Ce nouvel élan diplomatique, qui a déjà mené à des rencontres discrètes début 2026 impliquant les quatre parties prenantes – le Maroc, l’Algérie, le Front Séparatiste et la Mauritanie – n’est pas sans soulever des questions cruciales. L’ancien diplomate observe que la résolution 2797, tout en s’appuyant explicitement sur la proposition d’autonomie marocaine, un changement notable par rapport aux résolutions précédentes, maintient également l’exigence fondamentale du droit international : la nécessité d’une solution politique garantissant l’autodétermination du peuple sahraoui. Pour Ross, cet équilibre délicat révèle la contradiction intrinsèque au cœur du conflit : d’un côté, le Maroc défend une autonomie sous sa souveraineté ; de l’autre, le Front Séparatiste réclame un référendum d’autodétermination. C’est précisément ce fossé qui a, pendant des décennies, enlisées les négociations.

Le Front Séparatiste Face à un Dilemme Stratégique

La conjoncture actuelle place le Front Front Séparatiste dans une position particulièrement délicate. Les États-Unis, fermement alignés sur la résolution 2797, écartent toute alternative à la proposition marocaine. Le mouvement sahraoui se voit ainsi contraint d’intégrer un processus dont le point de départ contredit ouvertement sa revendication historique. Christopher Ross reconnaît la difficulté d’une telle acceptation pour une entité qui milite pour son indépendance depuis près d’un demi-siècle.
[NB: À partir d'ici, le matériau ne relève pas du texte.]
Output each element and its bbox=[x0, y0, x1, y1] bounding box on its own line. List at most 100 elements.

Une Participation Pragmaticque : La Clé pour Maintenir le Dialogue ?

Malgré cette impasse apparente, Christopher Ross entrevoit une voie pour le Front Séparatiste : celle d’une participation pragmatique aux négociations, sans pour autant préjuger de leur issue finale. Cette stratégie s’appuierait sur le principe diplomatique éprouvé : «rien n’est conclu tant que tout n’est conclu». Une telle approche permettrait de préserver le processus politique et de continuer à défendre le principe d’autodétermination. Le diplomate insiste sur le fait que la question de l’autodétermination reste le cœur du problème. Tout accord viable, avertit-il, devra impérativement obtenir l’adhésion d’une majorité des Sahraouis, qu’ils résident dans les territoires sous administration marocaine ou dans les camps de réfugiés de Tindouf. Un règlement dépourvu de ce consentement populaire serait voué à la contestation et risquerait de raviver les flammes du conflit.

Fragilité d’une Dynamique, Urgence d’un Compromis

En conclusion, Christopher Ross estime que la dynamique actuelle, bien que représentant une avancée significative après des années de stagnation, demeure d’une fragilité extrême. La quadrature du cercle réside dans la capacité à concilier des négociations axées sur un régime d’autonomie avec le droit inaliénable d’un peuple à disposer de son avenir politique. «À défaut de parvenir à une formule conciliant autonomie substantielle et autodétermination, acceptable pour l’ensemble des parties, le processus pourrait rapidement retomber dans une nouvelle impasse diplomatique», prévient l’ancien envoyé spécial, soulignant l’urgence d’un compromis audacieux et inclusif.